A maioria (>90%) das mulheres com mutações no gene DMD é assintomática. Apesar disso, a mulher portadora da mutação pode ser afetada pela DMD como resultado de mudanças no padrão da inativação do cromossomo X, síndrome de Turner (45,X) ou translocação do cromossomo X para um autossômo. Mulheres com sintomas de distrofia muscular são geralmente consideradas pacientes com distrofia muscular de cintura.( 6 )Até os dias atuais, existem poucos dados populacionais em relação a prevalência dessas portadoras, especialmente sobre as que são assintomáticas. O conhecimento sobre a condição do portador de mutação patogênica é importante para o aconselhamento genético, já que metade das crianças nascidas dessas portadoras podem ser afetadas pela doença e metade das crianças do sexo feminino serão portadoras do alelo mutado.
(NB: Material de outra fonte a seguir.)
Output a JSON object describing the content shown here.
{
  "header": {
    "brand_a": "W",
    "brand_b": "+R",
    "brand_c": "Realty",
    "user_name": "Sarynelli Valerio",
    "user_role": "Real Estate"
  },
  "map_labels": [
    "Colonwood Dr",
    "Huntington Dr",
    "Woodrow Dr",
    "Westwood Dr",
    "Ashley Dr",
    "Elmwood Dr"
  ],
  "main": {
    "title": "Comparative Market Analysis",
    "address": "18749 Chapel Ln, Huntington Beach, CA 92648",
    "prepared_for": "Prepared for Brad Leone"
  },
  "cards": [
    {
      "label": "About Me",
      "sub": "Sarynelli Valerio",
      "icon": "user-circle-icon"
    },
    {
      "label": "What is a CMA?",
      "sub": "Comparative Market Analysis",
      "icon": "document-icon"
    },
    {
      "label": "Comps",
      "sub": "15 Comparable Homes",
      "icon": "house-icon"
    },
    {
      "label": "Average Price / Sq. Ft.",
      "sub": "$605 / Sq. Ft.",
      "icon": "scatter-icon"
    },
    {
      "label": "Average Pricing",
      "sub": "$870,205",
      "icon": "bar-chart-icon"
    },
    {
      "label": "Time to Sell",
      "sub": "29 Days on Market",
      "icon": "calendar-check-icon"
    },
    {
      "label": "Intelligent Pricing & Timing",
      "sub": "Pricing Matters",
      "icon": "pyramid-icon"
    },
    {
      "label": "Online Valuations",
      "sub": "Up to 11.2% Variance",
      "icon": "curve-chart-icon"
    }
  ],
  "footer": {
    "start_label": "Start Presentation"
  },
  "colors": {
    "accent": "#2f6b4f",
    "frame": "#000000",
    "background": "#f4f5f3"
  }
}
A importância de prevenção da DMD tem sido extensivamente enfatizada, uma vez que não há terapia curativa disponível. Para mulheres em risco, pode ser oferecido aconselhamento genético e alternativas para prevenir a transmissão do alelo mutado, tal como teste de portador, reprodução humana assistida com DGPI ou uso de óvulos doados e diagnóstico pré-natal.( 8 )O DGPI para seleção do sexo não é suficiente, especialmente em nosso caso, já que a menina poderia ser portadora de alelo mutado e desenvolver sintomas de DMD, também como a mãe. Um embrião do sexo masculino é testado para a análise direta da mutação familiar conhecida para determinar se será ou não afetado. O nascimento de meninos afetados pode ser prevenido por meio da interrupção da gravidez em países onde o aborto é permitido. Nesses casos, os pais precisam enfrentar a carga emocional da possibilidade de abortar um garoto saudável, fato que sempre foi um das principais desvantagens do diagnóstico pré-natal de doenças ligados ao X somente por meio da determinação do sexo. No DGPI, tanto embriões do sexo feminino ou masculino não afetados podem ser selecionados e transferidos para o útero.( 8 )É importante enfatizar que para realização de DGPI nos casos de doenças monogênicas, é essencial conhecer a mutação, já que a análise genética é realizada em um pequeno número de células e o DGPI é especifico para mutação daquela família. Portanto, se a família não tem o diagnóstico molecular, é necessário estudar previamente a mutação familiar por meio da análise de ligação. Além disso, com o conhecimento especifico da mutação familiar e opções para prevenção do nascimento de meninos com a doença, o casal pode, assim, planejar seu futuro reprodutivo.
A análise de embriões por meio da associação de técnicas como a PCR e o array CGH mostrou-se segura para seleção de embriões em casos de doenças ligados ao X, como no caso de distrofia muscular de Duchene.